Okay, maybe I was thinking of something more visual and fun for this human-powered launch… something that doesn’t require storing any potential energy (like a gas chamber) but is still possible.

Okay, bear with me for using some fanciful imagination:

How about a town getting together and using 10,000 blow guns all linked together with tubing to shoot something out the top of a home-built chamber?

Is there a way to “sequence” several thousand slingshots so that all their energy is harnessed to work together at the same time?

Can you sequence those see-saws that acrobats use to launch people in the air… even if it’s just to launch a small object into space?

If you had 1,000 people on stationary bicycles winding up a “super-coil” that would fling something into space, would it work? (okay this breaks the “no-using-potential-energy” rule above, but I like the image!)

This is going to be a love story, but the science (which is only a small part of it) should be real… and funny.
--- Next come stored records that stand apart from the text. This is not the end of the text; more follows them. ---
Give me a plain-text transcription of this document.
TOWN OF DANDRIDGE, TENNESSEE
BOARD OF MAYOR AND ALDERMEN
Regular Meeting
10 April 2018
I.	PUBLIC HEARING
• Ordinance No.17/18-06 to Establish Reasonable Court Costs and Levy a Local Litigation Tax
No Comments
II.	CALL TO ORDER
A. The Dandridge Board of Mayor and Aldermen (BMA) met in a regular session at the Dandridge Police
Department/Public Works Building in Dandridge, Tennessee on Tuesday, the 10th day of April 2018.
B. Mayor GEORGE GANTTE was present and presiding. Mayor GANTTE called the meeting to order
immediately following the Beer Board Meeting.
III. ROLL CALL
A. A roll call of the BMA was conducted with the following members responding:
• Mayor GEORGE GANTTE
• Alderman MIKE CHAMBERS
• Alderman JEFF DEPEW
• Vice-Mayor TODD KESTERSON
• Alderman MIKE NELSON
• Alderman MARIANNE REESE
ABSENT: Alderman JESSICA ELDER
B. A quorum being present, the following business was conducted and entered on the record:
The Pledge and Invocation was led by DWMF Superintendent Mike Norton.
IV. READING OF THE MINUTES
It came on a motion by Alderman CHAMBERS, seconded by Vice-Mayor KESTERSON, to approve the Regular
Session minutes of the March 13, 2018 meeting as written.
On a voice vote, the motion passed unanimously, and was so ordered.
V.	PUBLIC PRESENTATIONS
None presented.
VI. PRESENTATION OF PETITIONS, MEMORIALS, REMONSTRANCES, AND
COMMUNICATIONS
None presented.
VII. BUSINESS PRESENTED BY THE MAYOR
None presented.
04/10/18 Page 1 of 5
Well one “simple” way to send something up very fast is with hydrostatic pressure. First, build a long vertical tube in a deep oceanic trench. Then slowly pump the water out. This can be done with human power. Place your projectile in the bottom of the empty tube. It should form a water-tight seal, but the still be able to easily slide. Finally, open a valve below the projectile, and the water pressure will force it up extremely rapidly. For better results, evacuate the air from tube as well (put a disposable cap on top).

Obviously, there are a lot of engineering details to be figured out, but the basic principle should work.

(This is not an original idea, but I forget who came up with it first.)

Thanks, matt. I couldn’t remember how rail guns were supposed to work.